Excellent thank you.

Number seven, and this is something that I’m sure a lot of you are familiar with, is having a sacred cow or a unique process that is really difficult to shift. During a merger it’s important in the front end you know when we’re exploring culture, we’re exploring operations to not just understand what those differences are, but if we identify differences to understand how adaptable each team will be to change. Pointing out the areas that we’re alike is really important and minimizing the places that we’re different can be important, so the more that we can do that the better it is, I always think in terms of change being something that I would like a team to come to on their own and so we may we may know the change that we’d like to see happen but starting with why can be very helpful to help individuals or organizations actually implement change and guiding people towards the right decision about change means that sometimes it can become their idea and that flexibility and adaptability becomes a lot easier. So have it at the end of the day to merged practices need to embrace one common way of doing things from an operational level, from a patient management standpoint, from a branding and brand articulation standpoint, and learning who you are as an entity and understanding all of those value propositions that you will have as a merged entity means that we’re able to communicate those effectively to patients, among teams and be successful both during the merger and post-merger.

So let’s talk just a second about why mergers aren’t sometimes as successful starting with a cultural fit, lack of leadership, and you know from the standpoint of brand articulation and value proposition. All of those have to, we have to be on the same page at the highest leadership level and then you know all the way down the food chain in the larger organization. If there’s not alignment then we’re going to have some problems. Too much focus on the valuation and not as much needed focus sometimes on some of these other things we’re talking about, not focusing on key operational considerations can be a huge stumbling block, and we talked about that as well as lack of communication. And then the last that we haven’t really talked about is inaccurate or unrealistic revenue or expense projections in the pro forma and these can be mitigated by additional due diligence. Testing the theory, understanding market dynamics so none of these stumbling blocks are things that can’t be overcome with good planning, and focused intention.

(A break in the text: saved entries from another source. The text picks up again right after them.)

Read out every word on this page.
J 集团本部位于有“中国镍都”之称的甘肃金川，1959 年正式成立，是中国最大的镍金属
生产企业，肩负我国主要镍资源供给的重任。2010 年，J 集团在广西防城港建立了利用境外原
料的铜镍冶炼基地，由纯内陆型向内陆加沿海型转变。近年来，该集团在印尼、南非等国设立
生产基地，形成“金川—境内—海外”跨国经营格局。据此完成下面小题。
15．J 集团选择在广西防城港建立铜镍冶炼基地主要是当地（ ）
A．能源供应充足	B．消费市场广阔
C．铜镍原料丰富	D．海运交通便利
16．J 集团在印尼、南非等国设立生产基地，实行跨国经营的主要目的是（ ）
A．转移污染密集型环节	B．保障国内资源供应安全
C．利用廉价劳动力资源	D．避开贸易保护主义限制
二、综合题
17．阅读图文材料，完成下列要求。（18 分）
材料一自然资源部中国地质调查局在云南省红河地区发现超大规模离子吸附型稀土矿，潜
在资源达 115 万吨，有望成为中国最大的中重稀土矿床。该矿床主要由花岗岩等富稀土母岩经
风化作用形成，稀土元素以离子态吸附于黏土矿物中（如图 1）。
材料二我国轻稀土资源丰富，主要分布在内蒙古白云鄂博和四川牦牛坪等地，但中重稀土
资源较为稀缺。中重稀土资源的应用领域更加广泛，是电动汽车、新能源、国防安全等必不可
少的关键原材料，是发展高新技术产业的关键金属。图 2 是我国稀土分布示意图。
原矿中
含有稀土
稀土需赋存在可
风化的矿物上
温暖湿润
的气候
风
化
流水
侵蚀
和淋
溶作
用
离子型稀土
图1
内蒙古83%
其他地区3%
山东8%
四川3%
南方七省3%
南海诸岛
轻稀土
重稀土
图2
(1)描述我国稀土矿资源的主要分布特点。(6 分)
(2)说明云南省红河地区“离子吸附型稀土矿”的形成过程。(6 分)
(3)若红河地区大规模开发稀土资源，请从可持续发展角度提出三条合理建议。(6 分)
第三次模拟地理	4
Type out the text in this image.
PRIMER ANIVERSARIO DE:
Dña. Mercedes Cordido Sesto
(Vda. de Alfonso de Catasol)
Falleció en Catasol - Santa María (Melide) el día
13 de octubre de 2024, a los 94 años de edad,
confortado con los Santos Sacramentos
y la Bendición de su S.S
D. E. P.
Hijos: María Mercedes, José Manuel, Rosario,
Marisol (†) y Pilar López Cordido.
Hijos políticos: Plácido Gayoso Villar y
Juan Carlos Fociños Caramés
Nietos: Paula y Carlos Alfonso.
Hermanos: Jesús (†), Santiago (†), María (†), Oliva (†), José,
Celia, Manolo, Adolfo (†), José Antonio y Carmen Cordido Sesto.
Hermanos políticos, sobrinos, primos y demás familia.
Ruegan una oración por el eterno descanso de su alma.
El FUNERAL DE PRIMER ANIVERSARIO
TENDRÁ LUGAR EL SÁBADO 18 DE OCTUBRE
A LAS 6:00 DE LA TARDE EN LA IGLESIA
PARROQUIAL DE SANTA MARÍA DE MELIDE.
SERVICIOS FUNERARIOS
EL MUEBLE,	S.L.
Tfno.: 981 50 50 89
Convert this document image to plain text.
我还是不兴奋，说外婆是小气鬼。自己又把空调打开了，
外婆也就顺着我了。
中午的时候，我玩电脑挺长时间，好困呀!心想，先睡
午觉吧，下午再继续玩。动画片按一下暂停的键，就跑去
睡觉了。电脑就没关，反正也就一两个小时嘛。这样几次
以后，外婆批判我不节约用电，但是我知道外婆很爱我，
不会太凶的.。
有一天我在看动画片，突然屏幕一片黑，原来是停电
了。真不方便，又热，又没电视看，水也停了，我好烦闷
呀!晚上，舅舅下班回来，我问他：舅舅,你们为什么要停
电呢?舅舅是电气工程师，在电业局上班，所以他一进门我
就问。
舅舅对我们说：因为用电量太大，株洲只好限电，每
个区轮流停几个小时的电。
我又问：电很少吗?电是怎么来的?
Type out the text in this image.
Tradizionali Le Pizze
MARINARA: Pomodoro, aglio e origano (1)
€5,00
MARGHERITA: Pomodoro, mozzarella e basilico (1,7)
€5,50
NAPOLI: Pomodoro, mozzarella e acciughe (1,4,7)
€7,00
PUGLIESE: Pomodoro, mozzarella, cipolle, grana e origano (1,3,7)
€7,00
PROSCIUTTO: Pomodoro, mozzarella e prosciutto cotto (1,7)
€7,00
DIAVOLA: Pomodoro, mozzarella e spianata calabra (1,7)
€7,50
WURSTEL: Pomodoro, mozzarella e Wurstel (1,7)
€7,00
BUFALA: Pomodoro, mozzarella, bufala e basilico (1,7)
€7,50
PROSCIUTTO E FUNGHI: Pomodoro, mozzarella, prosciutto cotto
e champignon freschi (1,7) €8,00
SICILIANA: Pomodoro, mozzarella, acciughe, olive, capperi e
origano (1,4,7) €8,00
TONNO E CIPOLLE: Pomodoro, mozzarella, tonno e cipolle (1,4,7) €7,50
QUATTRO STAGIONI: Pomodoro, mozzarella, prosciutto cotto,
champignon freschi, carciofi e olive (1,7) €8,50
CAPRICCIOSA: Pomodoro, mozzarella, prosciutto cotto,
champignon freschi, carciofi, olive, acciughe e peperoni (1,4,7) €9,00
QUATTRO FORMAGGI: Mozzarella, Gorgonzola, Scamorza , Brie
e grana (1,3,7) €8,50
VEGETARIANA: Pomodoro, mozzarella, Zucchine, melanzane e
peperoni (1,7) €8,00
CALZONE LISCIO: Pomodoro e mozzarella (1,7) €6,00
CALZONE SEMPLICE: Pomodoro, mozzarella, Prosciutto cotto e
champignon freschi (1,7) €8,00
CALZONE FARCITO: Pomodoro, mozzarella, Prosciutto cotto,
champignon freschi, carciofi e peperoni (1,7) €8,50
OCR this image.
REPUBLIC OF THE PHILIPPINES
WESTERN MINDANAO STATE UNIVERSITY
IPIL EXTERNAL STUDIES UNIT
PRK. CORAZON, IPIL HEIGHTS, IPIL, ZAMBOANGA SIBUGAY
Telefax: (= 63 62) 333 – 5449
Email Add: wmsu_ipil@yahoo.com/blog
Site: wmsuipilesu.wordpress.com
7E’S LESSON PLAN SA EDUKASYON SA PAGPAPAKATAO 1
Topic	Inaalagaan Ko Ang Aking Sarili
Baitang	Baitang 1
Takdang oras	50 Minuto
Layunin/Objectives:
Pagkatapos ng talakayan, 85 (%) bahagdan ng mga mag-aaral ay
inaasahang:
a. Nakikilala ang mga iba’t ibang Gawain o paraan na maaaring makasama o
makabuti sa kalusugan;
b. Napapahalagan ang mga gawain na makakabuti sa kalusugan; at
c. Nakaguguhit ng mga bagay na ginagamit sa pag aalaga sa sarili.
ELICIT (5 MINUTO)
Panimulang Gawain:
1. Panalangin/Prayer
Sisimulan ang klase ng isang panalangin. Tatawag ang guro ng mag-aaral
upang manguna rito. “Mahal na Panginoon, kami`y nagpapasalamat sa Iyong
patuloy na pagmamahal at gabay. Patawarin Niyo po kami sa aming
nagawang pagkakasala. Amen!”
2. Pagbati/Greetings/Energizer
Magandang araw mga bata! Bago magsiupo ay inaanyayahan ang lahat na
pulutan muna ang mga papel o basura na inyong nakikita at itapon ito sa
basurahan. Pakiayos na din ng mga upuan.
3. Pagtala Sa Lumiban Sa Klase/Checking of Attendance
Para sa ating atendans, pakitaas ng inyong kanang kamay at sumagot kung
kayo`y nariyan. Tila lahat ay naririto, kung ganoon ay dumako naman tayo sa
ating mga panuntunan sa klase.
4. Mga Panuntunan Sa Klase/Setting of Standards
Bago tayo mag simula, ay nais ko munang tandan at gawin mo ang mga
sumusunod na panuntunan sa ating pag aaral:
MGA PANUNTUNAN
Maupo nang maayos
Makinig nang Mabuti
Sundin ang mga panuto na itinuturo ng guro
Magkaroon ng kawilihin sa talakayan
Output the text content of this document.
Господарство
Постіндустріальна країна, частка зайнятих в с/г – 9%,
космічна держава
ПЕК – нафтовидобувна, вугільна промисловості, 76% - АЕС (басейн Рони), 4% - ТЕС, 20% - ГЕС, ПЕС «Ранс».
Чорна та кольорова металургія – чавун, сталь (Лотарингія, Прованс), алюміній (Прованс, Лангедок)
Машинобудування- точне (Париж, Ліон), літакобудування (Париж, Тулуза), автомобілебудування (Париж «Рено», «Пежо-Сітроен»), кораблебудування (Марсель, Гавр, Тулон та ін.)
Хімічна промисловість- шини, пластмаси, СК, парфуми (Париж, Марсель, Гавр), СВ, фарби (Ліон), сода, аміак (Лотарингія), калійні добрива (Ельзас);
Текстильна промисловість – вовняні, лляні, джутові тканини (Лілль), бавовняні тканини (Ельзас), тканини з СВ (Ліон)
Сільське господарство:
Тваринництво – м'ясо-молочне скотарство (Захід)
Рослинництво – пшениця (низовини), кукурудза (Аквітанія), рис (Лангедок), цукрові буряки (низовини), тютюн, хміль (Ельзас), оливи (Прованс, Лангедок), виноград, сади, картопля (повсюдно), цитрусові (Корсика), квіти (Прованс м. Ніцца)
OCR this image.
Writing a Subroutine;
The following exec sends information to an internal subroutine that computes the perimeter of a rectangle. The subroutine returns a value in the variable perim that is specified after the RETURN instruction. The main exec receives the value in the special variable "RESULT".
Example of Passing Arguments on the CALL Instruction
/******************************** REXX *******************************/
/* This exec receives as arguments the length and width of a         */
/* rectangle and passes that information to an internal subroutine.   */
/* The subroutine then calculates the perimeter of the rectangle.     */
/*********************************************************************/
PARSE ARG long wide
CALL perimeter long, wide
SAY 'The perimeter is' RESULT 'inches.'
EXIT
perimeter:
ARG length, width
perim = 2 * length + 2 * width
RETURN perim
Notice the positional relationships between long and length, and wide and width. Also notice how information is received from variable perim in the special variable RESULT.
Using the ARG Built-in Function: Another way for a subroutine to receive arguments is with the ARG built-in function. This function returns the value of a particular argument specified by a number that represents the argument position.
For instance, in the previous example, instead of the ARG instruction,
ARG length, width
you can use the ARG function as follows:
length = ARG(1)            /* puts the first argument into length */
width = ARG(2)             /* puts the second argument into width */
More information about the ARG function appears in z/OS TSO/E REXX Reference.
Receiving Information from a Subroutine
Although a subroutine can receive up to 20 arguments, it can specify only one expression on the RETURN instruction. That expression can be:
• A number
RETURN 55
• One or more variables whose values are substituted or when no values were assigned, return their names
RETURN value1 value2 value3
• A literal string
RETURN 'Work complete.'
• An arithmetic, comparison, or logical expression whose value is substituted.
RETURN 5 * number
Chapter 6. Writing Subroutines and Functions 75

So some of the best practices for successful mergers are alignment in these areas and I would challenge anyone that is considering a merger to go through the checklist that will provide and identify areas, do a sort of self-evaluation if you will, to understand where your weaknesses, and threats, and opportunities, and strengths are. a SWAT analysis can be very helpful as you contemplate a merger.

Thank you so much for allowing me to be a part of this webinar with you Ryan, it’s been such a pleasure and I believe we’ll have some Q&A at the end.

Absolutely and I’m going to switch over there and get my slide up on the screen for us to share, pardon me while I do exactly that. Glenn go ahead and disable the sharing on your side. While we’re doing that transition, for everybody that’s on the call with us today in the live session, what I want to invite you to do is if you had the questions that came to mind as you’re watching Glenn’s presentation just to remember to use the Q&A feature at the bottom of the screen. You might see me glance off to the side as we’re doing this next section here and we’ll be referencing my second monitor where I’m going to see your Q&A so we make sure we get those questions answered before we wrap up today. I’m going to, as Glenn and I talked about just the beginning a little bit, I’m going to focus on the other side of that merger acquisition where Etna Interactive more often gets involved. Very often when we’re brought in after a small group is formed or a large group has established some really ambitious revenue goals and is looking to reach and acquire new patients into the practice. So really what we’re going to be looking at are the challenges really for specific operational challenges that we’ve experienced firsthand with the large and mid-sized groups that we serve. Just a tiny bit about myself, I’ve been involved in marketing for the medical industry for about 23 years now, I’ve had Etna for just over 18. I’ve got a great group of people that are based out here in California but we work with clients all over North America and we pretty much do all things online marketing.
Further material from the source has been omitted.